Arguing about politics

Lately I have had to do a lot of screening of my participation in, and even exposure to, what passes for rhetoric. It feels like the culture war going on right now is reaching a turning point, where even smart people are falling for the disinformation and manipulation being promulgated by the neocons.

People who normally argue for the importance of the rights of the little guy and support labor are reciting falsehoods about overpaid teachers and the public sector. People who are behind civil rights, balanced budgets, and healthcare one day are advocating extreme liberatarian ideals bordering on anarchism the next. The news is full of unthinkable atrocities: laws that would make a miscarriage manslaughter, strike down hard-earned basic rights for women or minorities or labor, and loony-bin politicians (not just the really obviously wacked-out ones like Palin or Huckabee, but a lot of more insidious ones) spewing the most inanely ignorant things -- and then people who are first in line to criticize them, unknowingly repeating the lies they originated, days later. All while the most telling results about the results of the decades-long campaign by the rich to return us to a time when their tax rates were absurdly low and the gap between rich and poor was at unthinkable levels. What could be more disheartening than seeing the same people who, just two weeks earlier, were calling out Sarah Palin for her latest head-up-ass statement, now roundly condemning fat-cat teachers, and remaining stubborly oblivious to the actual numbers?

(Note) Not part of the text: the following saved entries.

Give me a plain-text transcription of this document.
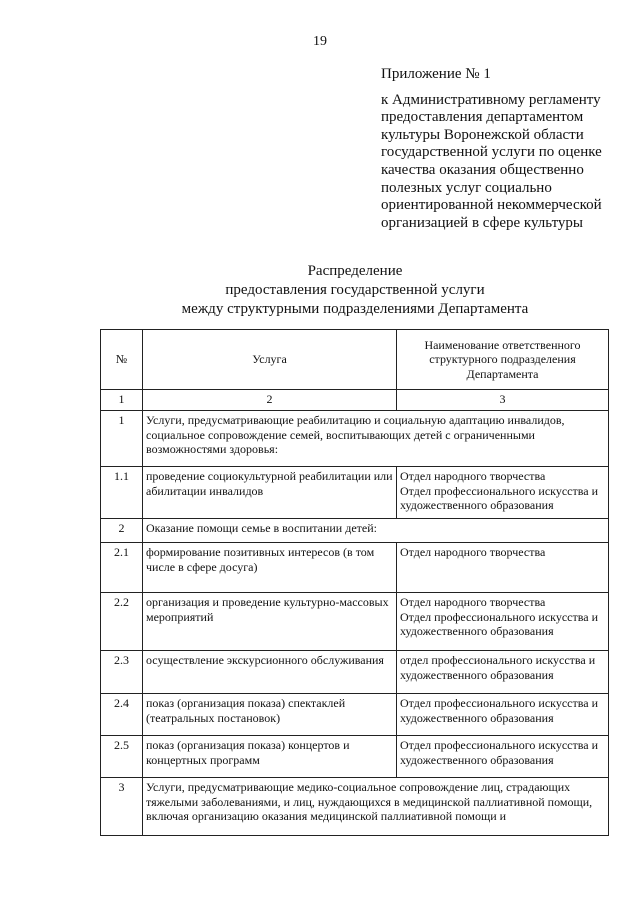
19
Приложение № 1
к Административному регламенту
предоставления департаментом
культуры Воронежской области
государственной услуги по оценке
качества оказания общественно
полезных услуг социально
ориентированной некоммерческой
организацией в сфере культуры
Распределение
предоставления государственной услуги
между структурными подразделениями Департамента
№	Услуга	Наименование ответственного структурного подразделения Департамента
1	2	3
1	Услуги, предусматривающие реабилитацию и социальную адаптацию инвалидов, социальное сопровождение семей, воспитывающих детей с ограниченными возможностями здоровья:	
1.1	проведение социокультурной реабилитации или абилитации инвалидов	Отдел народного творчества
Отдел профессионального искусства и художественного образования

2	Оказание помощи семье в воспитании детей:	
2.1	формирование позитивных интересов (в том числе в сфере досуга)	Отдел народного творчества

2.2	организация и проведение культурно-массовых мероприятий	Отдел народного творчества
Отдел профессионального искусства и художественного образования

2.3	осуществление экскурсионного обслуживания	отдел профессионального искусства и художественного образования

2.4	показ (организация показа) спектаклей (театральных постановок)	Отдел профессионального искусства и художественного образования

2.5	показ (организация показа) концертов и концертных программ	Отдел профессионального искусства и художественного образования

3	Услуги, предусматривающие медико-социальное сопровождение лиц, страдающих тяжелыми заболеваниями, и лиц, нуждающихся в медицинской паллиативной помощи, включая организацию оказания медицинской паллиативной помощи и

Under the best of circumstances, I find these subjects mildly stressful, even slightly sickening. If I really stop to think of how thoroughly hoodwinked we are, how hard our country seems to be working at following in the footsteps of every once-mighty, now-fallen power in history, and what easily-disproven absurdities are getting parroted around, it's really painful.

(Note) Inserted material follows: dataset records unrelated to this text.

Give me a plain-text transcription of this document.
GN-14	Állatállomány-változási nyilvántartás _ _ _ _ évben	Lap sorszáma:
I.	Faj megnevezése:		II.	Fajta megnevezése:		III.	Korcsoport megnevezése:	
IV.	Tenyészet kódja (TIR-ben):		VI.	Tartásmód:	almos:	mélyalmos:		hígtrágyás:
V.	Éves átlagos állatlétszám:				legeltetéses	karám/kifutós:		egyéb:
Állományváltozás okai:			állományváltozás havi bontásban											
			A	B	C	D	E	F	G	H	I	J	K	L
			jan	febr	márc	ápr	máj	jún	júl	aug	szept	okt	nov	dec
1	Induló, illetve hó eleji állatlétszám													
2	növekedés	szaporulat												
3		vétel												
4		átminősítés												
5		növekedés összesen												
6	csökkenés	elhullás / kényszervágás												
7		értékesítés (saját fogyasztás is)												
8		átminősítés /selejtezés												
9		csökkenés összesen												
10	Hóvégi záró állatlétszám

But the worst of all is trying to argue with people about any of it. There is no correlation, or a negative correlation, between people who understand rhetoric, and people who want to join these arguments. The more ignorant, the more deceivable, the more unwilling to look into the facts, the more likely someone is to pontificate. One particularly damning lie: because you can lie with statistics, ergo, all statistics are lies. Because you can lie with numbers and distort facts, therefore, facts should be dismissed. Because you can reach different opinions, all opinions are equally valid, even those in contradiction of simple fact. This particular folly is like deciding that if you want to be the best baseball player in history, just sneak out onto the diamond in the middle of the night and run around the bases three thousand times. It's the same thing Hank Aaron did, and he took years and years, and didn't even get that many!

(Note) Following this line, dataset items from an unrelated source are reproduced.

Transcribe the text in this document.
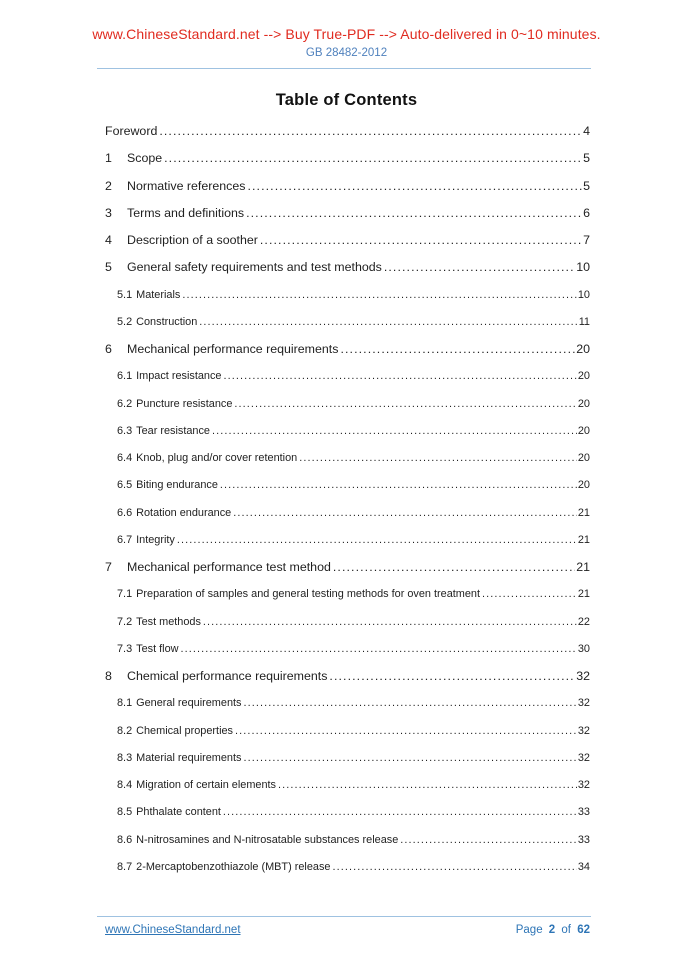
www.ChineseStandard.net --> Buy True-PDF --> Auto-delivered in 0~10 minutes.
GB 28482-2012
Table of Contents
Foreword .....	4
1	Scope .....	5
2	Normative references .....	5
3	Terms and definitions .....	6
4	Description of a soother .....	7
5	General safety requirements and test methods .....	10
5.1 Materials .....	10
5.2 Construction .....	11
6	Mechanical performance requirements .....	20
6.1 Impact resistance .....	20
6.2 Puncture resistance .....	20
6.3 Tear resistance .....	20
6.4 Knob, plug and/or cover retention .....	20
6.5 Biting endurance .....	20
6.6 Rotation endurance .....	21
6.7 Integrity .....	21
7	Mechanical performance test method .....	21
7.1 Preparation of samples and general testing methods for oven treatment .....	21
7.2 Test methods .....	22
7.3 Test flow .....	30
8	Chemical performance requirements .....	32
8.1 General requirements .....	32
8.2 Chemical properties .....	32
8.3 Material requirements .....	32
8.4 Migration of certain elements .....	32
8.5 Phthalate content .....	33
8.6 N-nitrosamines and N-nitrosatable substances release .....	33
8.7 2-Mercaptobenzothiazole (MBT) release .....	34
www.ChineseStandard.net	Page 2 of 62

Ultimately I find the whole experience to be physically and emotionally stressful. I find myself forced to avoid participating. I just don't get involved in the conversations. When they happen in chat rooms, I just clear the screen. When they happen in Facebook, I resist the temptation to post links to the actual numbers that refute the underlying assumptions, or the Snopes articles which debunk whatever absurd nonsense is going around, because then I'll keep having the frothing folly fill up my notifications bar. It just ends up making me miserable. Sometimes I even get a hollow feeling in my chest, when I've succumbed to the temptation to join in, and then see someone's responded to something.

It's not just me. But a lot of people haven't realized that it's making them miserable, too. They have that ache to correct the lies and mistakes, based on the idea that not responding means you're tacitly agreeing, allowing the record to remain, and so they get sucked in. It's a hard one to resist. But ultimately, joining in really isn't going to change anything other than make you miserable too. When one side has convinced 150 million people to vote for cutting their own rights and undermining their own economies, and to do it with idealistic fervor, a few posts on a forum aren't going to dent that.